Before jumping on to a plane last week, I went to meet some filmmakers to do a quick shoot we’d arranged. They are making a series of shorts for TV and myself and one of my co-contributors/presenters from The Universe, Laura Danly (from the Griffith Observatory) are doing some on-camera bits for them. (There may be others involved too, I don’t know.)
I mention this since there are two bits of novelty, I think. The first is that it is interesting that the company that commissioned these pieces are looking for shorts (4 minutes or so, apparently), and will be interspersing them with their programming in some way that will be somewhat unusual for current TV formats in the USA. I always welcome opportunities to help put some fun bits of science out there for the public, and in short bites mixed up with other things is just great!

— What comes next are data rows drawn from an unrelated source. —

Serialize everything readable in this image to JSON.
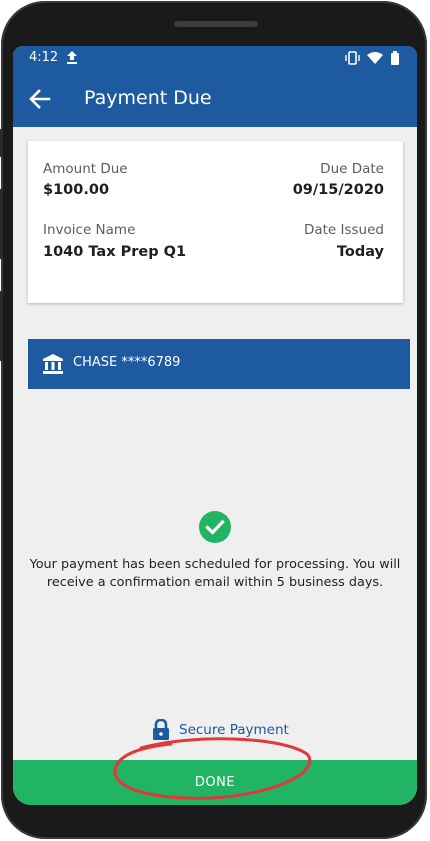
{
  "status_bar": {
    "time": "4:12",
    "icons": [
      "upload-icon",
      "vibrate-icon",
      "wifi-icon",
      "battery-icon"
    ]
  },
  "app_bar": {
    "title": "Payment Due",
    "back_icon": "arrow-back-icon"
  },
  "invoice": {
    "amount_due_label": "Amount Due",
    "amount_due_value": "$100.00",
    "due_date_label": "Due Date",
    "due_date_value": "09/15/2020",
    "invoice_name_label": "Invoice Name",
    "invoice_name_value": "1040 Tax Prep Q1",
    "date_issued_label": "Date Issued",
    "date_issued_value": "Today"
  },
  "bank": {
    "icon": "bank-icon",
    "label": "CHASE ****6789"
  },
  "confirmation": {
    "icon": "check-circle-icon",
    "message": "Your payment has been scheduled for processing. You will receive a confirmation email within 5 business days."
  },
  "secure": {
    "icon": "lock-icon",
    "label": "Secure Payment"
  },
  "done_button": {
    "label": "DONE"
  },
  "colors": {
    "primary": "#1e5aa0",
    "success": "#21b464",
    "background": "#efefef",
    "annotation": "#e0393b"
  }
}
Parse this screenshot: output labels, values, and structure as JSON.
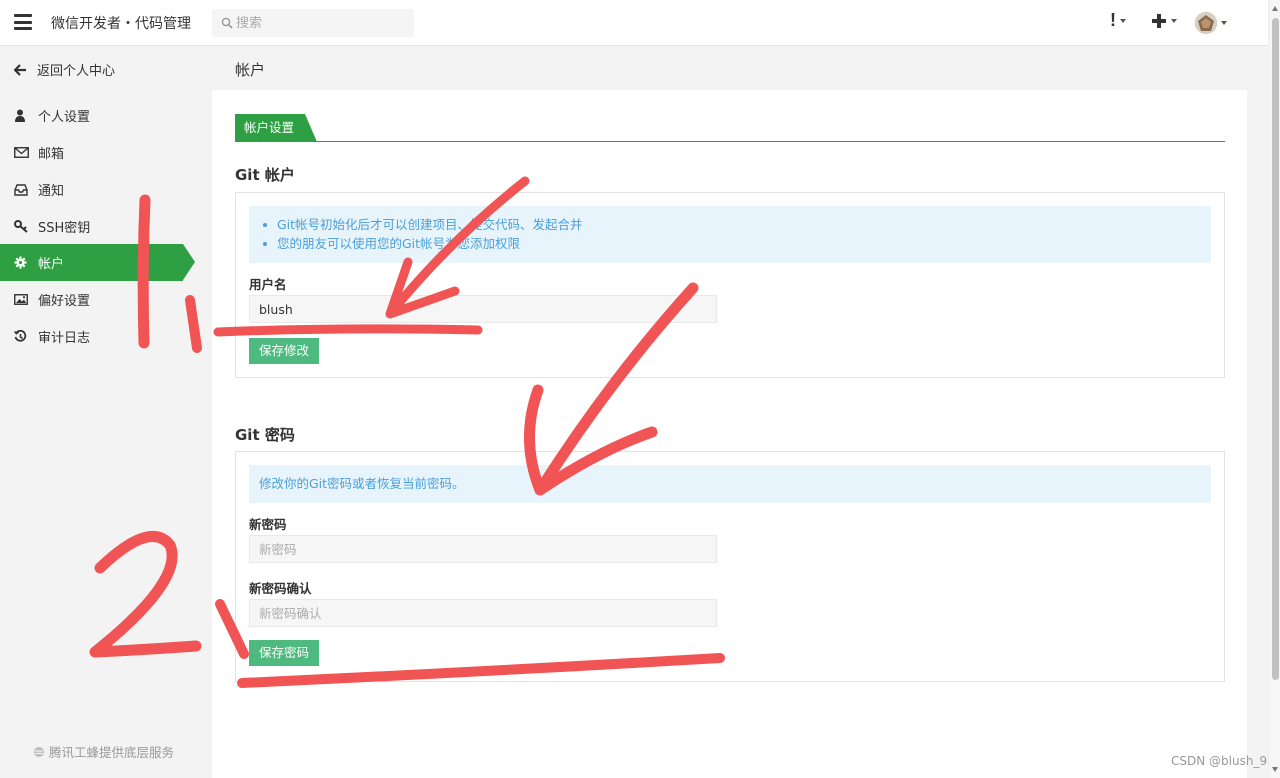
{
  "header": {
    "app_title": "微信开发者・代码管理",
    "search_placeholder": "搜索",
    "alerts_label": "!"
  },
  "sidebar": {
    "back_label": "返回个人中心",
    "items": [
      {
        "label": "个人设置",
        "icon": "user-icon",
        "active": false
      },
      {
        "label": "邮箱",
        "icon": "envelope-icon",
        "active": false
      },
      {
        "label": "通知",
        "icon": "inbox-icon",
        "active": false
      },
      {
        "label": "SSH密钥",
        "icon": "key-icon",
        "active": false
      },
      {
        "label": "帐户",
        "icon": "gear-icon",
        "active": true
      },
      {
        "label": "偏好设置",
        "icon": "image-icon",
        "active": false
      },
      {
        "label": "审计日志",
        "icon": "history-icon",
        "active": false
      }
    ],
    "footer": "腾讯工蜂提供底层服务"
  },
  "main": {
    "page_title": "帐户",
    "tab_label": "帐户设置",
    "git_account": {
      "title": "Git 帐户",
      "notes": [
        "Git帐号初始化后才可以创建项目、提交代码、发起合并",
        "您的朋友可以使用您的Git帐号为您添加权限"
      ],
      "username_label": "用户名",
      "username_value": "blush",
      "save_label": "保存修改"
    },
    "git_password": {
      "title": "Git 密码",
      "note": "修改你的Git密码或者恢复当前密码。",
      "new_password_label": "新密码",
      "new_password_placeholder": "新密码",
      "confirm_label": "新密码确认",
      "confirm_placeholder": "新密码确认",
      "save_label": "保存密码"
    }
  },
  "watermark": "CSDN @blush_9",
  "colors": {
    "accent": "#2ea043",
    "button": "#4fba7f",
    "info_text": "#4a9fd8",
    "info_bg": "#e8f4fc",
    "annotation": "#f05454"
  }
}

The second novelty is that they are in 3D. You’ll recall, perhaps, that last year I contributed to a special show that was commissioned in 3D as part of the drive to make new content for the various channels being launched in Europe and the USA, and for all the 3D televisions that are being bought. It was the opening episode of the fifth season of The Universe, and it was apparently shown in glorious 3D on one of Sky’s new channels. This was fun in a way since it was the first (or one of the first) science documentaries to air in 3D on these new format channels. Oddly enough, while talking with my brother last night, who I’ve not caught up with in a while, he said that while at the Las Vegas CES last month, he happened to be passing a manufacturer booth showing off their 3D technology and there I was for a moment on one of the screens….presumably a clip from The Universe. Funny old world.
One of the things I mentioned in the post about the filming was what was going on with the 3D technology at the level of filming. Essentially, the state of the art at that time last year was a rig involving two cameras mounted together (see the post). I was pleased to see the DP (Director of Photography) having to go back to his roots at times and do some computations to allow him to adjust separation based on the distance being shot… There was lots of mumbling about how all this will not be needed once the off-the-shelf 3D TV cameras are rolled out. Well, it is nine months later, and for this shoot, that’s what we had! See the photo. This one is made by Panasonic, I think, and it is slick and relatively compact, and apparently not an issue to use any more, with no more head-scratching and so forth from the DP. They plug in a monitor, as usual, for the Director to view the shot and help the DP compose the visual field for my contribution, and the only difference there is that it is a 3D monitor, so they were wearing the special glasses, etc. Then it was business as usual, with me talking about various bits of science and astronomy (I was far from my best, what with distractions both external and internal, so I hope they got some usable bits…)
Overall, this 3D industry is moving super-fast, it seems, although to where I still do not know.